On 25 May 2021, Eady J handed down judgment in Partners Group (UK) Limited and Partners Group (USA) Inc v Mulumba. The appeal was against a judgment of Employment Judge Nicolle finding that the Employment Tribunal (“ET”) had territorial jurisdiction over a claim brought by Ms Mulumba for discrimination, unfair dismissal and whistleblowing.
Ms Mulumba had worked on the Associate Program of the Second Appellant, a company incorporated in the United States. Her offer letter was governed by the law of New York and provided that her employment was “at will” and that any disputes would be resolved by arbitration in the United States or (in the case of sexual discrimination complaints) before the statutory human rights bodies in New York.
As part of the Associate Program, Ms Mulumba rotated through placements in the United States and Switzerland before undertaking a placement in London, at all times remaining an employee of the Second Appellant. At the conclusion of the Associate Program, she was not offered a permanent position but the Second Appellant, in order to assist her with maintaining her immigration status while seeking alternative employment, continued to employ her in an “Accommodation Period”. During this period, EJ Nicolle had found that she could not have had any expectation of permanent employment. When her employment was terminated, Ms Mulumba brought proceedings before the ET under the Employment Rights Act 1996 (“ERA”) and the Equality Act 2010 (“EqA”), raising various complaints arising from her employment in the United States, Switzerland and the UK.
The ET had determined, as a preliminary issue, whether the ERA and the EqA were intended to extend to a person in the Claimant’s position, which was referred to as the question of whether the ET had territorial jurisdiction over all or part of her claim. This question would be resolved by determining whether Ms Mulumba’s employment had a sufficient connection with Great Britain and British employment law. EJ Nicolle had issued a judgment that the ET did have jurisdiction to hear the claim.

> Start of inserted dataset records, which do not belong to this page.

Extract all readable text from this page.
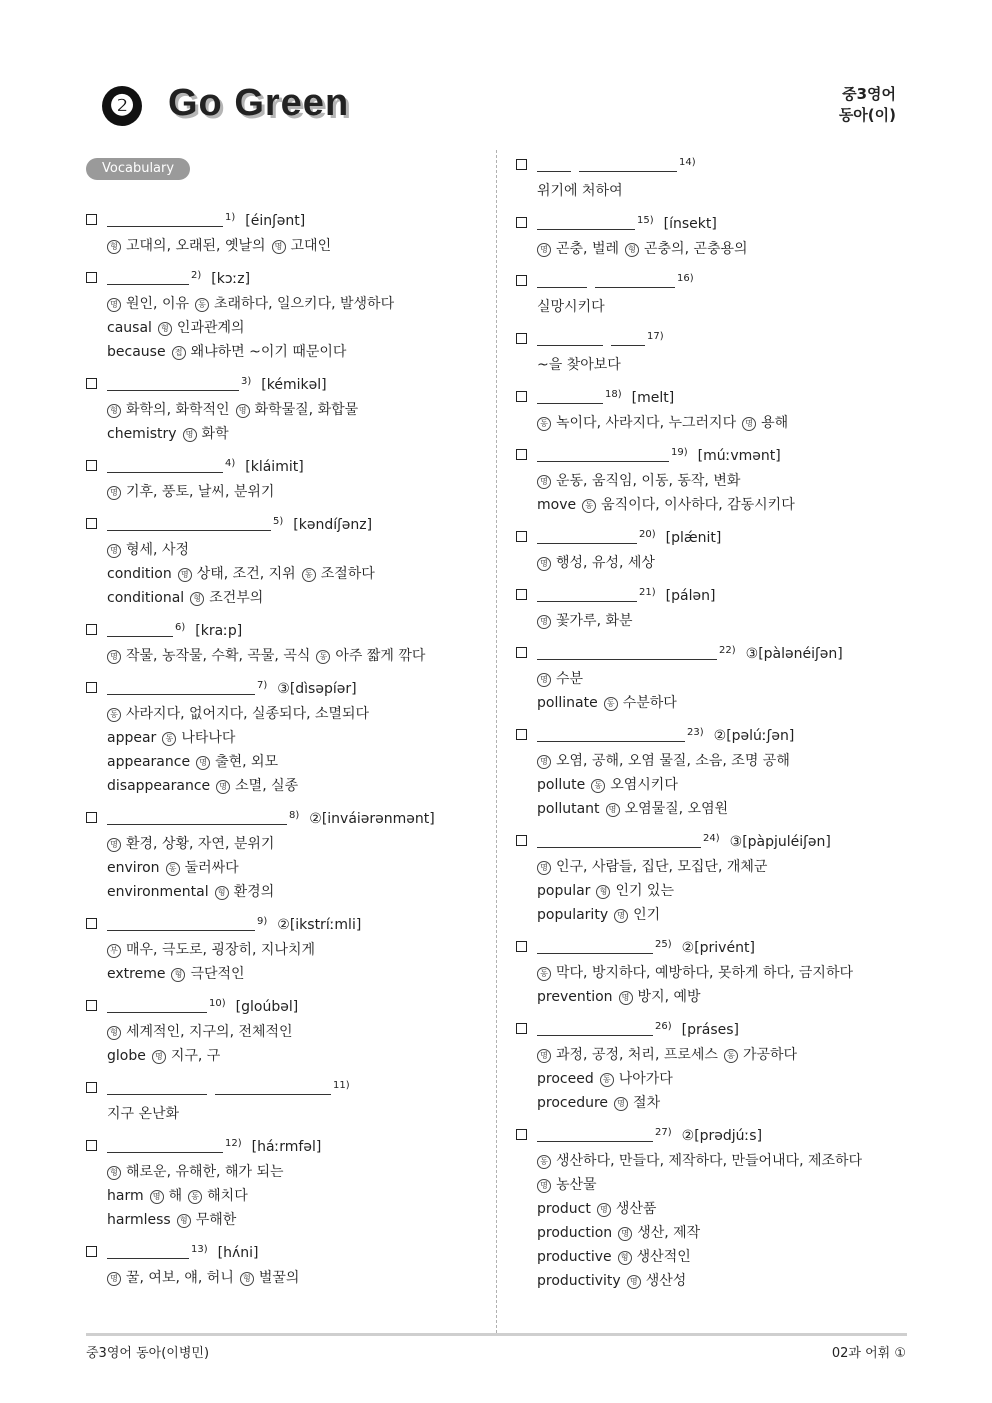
❷ Go Green	중3영어
동아(이)
Vocabulary
$^{1)}$ [éinʃənt]
형 고대의, 오래된, 옛날의 명 고대인
$^{2)}$ [kɔːz]
명 원인, 이유 동 초래하다, 일으키다, 발생하다
causal 형 인과관계의
because 접 왜냐하면 ~이기 때문이다
$^{3)}$ [kémikəl]
형 화학의, 화학적인 명 화학물질, 화합물
chemistry 명 화학
$^{4)}$ [kláimit]
명 기후, 풍토, 날씨, 분위기
$^{5)}$ [kəndíʃənz]
명 형세, 사정
condition 명 상태, 조건, 지위 동 조절하다
conditional 형 조건부의
$^{6)}$ [kraːp]
명 작물, 농작물, 수확, 곡물, 곡식 동 아주 짧게 깎다
$^{7)}$ ③[dìsəpíər]
동 사라지다, 없어지다, 실종되다, 소멸되다
appear 동 나타나다
appearance 명 출현, 외모
disappearance 명 소멸, 실종
$^{8)}$ ②[inváiərənmənt]
명 환경, 상황, 자연, 분위기
environ 동 둘러싸다
environmental 형 환경의
$^{9)}$ ②[ikstríːmli]
부 매우, 극도로, 굉장히, 지나치게
extreme 형 극단적인
$^{10)}$ [gloúbəl]
형 세계적인, 지구의, 전체적인
globe 명 지구, 구
$^{11)}$
지구 온난화
$^{12)}$ [háːrmfəl]
형 해로운, 유해한, 해가 되는
harm 명 해 동 해치다
harmless 형 무해한
$^{13)}$ [hʌ́ni]
명 꿀, 여보, 얘, 허니 형 벌꿀의
$^{14)}$
위기에 처하여
$^{15)}$ [ínsekt]
명 곤충, 벌레 형 곤충의, 곤충용의
$^{16)}$
실망시키다
$^{17)}$
~을 찾아보다
$^{18)}$ [melt]
동 녹이다, 사라지다, 누그러지다 명 용해
$^{19)}$ [múːvmənt]
명 운동, 움직임, 이동, 동작, 변화
move 동 움직이다, 이사하다, 감동시키다
$^{20)}$ [plǽnit]
명 행성, 유성, 세상
$^{21)}$ [pálən]
명 꽃가루, 화분
$^{22)}$ ③[pàlənéiʃən]
명 수분
pollinate 동 수분하다
$^{23)}$ ②[pəlúːʃən]
명 오염, 공해, 오염 물질, 소음, 조명 공해
pollute 동 오염시키다
pollutant 명 오염물질, 오염원
$^{24)}$ ③[pàpjuléiʃən]
명 인구, 사람들, 집단, 모집단, 개체군
popular 형 인기 있는
popularity 명 인기
$^{25)}$ ②[privént]
동 막다, 방지하다, 예방하다, 못하게 하다, 금지하다
prevention 명 방지, 예방
$^{26)}$ [práses]
명 과정, 공정, 처리, 프로세스 동 가공하다
proceed 동 나아가다
procedure 명 절차
$^{27)}$ ②[prədjúːs]
동 생산하다, 만들다, 제작하다, 만들어내다, 제조하다
명 농산물
product 명 생산품
production 명 생산, 제작
productive 형 생산적인
productivity 명 생산성
중3영어 동아(이병민)	02과 어휘 ①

In the EAT, Eady J allowed the first ground of appeal concerning the ET’s jurisdiction over matters arising before Ms Mulumba had commenced her London rotation. In its reasoning, the ET had acknowledged that these were not matters which it could determine, although they could be considered by way of background. It was wrong for the ET to state in its judgment that it had jurisdiction over the claim without qualifying that jurisdiction did not exist in respect of these matters.
Eady J also accepted that the ET had erred by failing to take into account that the employment offer letter was subject to New York law, which was a relevant factor in determining the connection between the employment and British employment law. She allowed the appeal on this ground. However, she dismissed the ground of appeal inviting her to substitute her judgment as to whether territorial jurisdiction existed for that of the ET.
Eady J also allowed the appeal insofar as the ET had failed to specify when territorial jurisdiction was established, assuming it existed at all after Ms Mulumba’s employment in London had commenced. Having accepted that Ms Mulumba’s position evolved over time after her arrival in London, it was necessary to identify the point at which her employment had acquired the sufficient connection with Great Britain and British employment law for the statutory employment protections to apply to her. Territorial jurisdiction could not apply retrospectively to matters arising before that point in time.
Accordingly, Eady J ruled that the questions of whether (after commencing employment in London) the Claimant acquired the relevant statutory protections and, if so, when, should be remitted to the ET.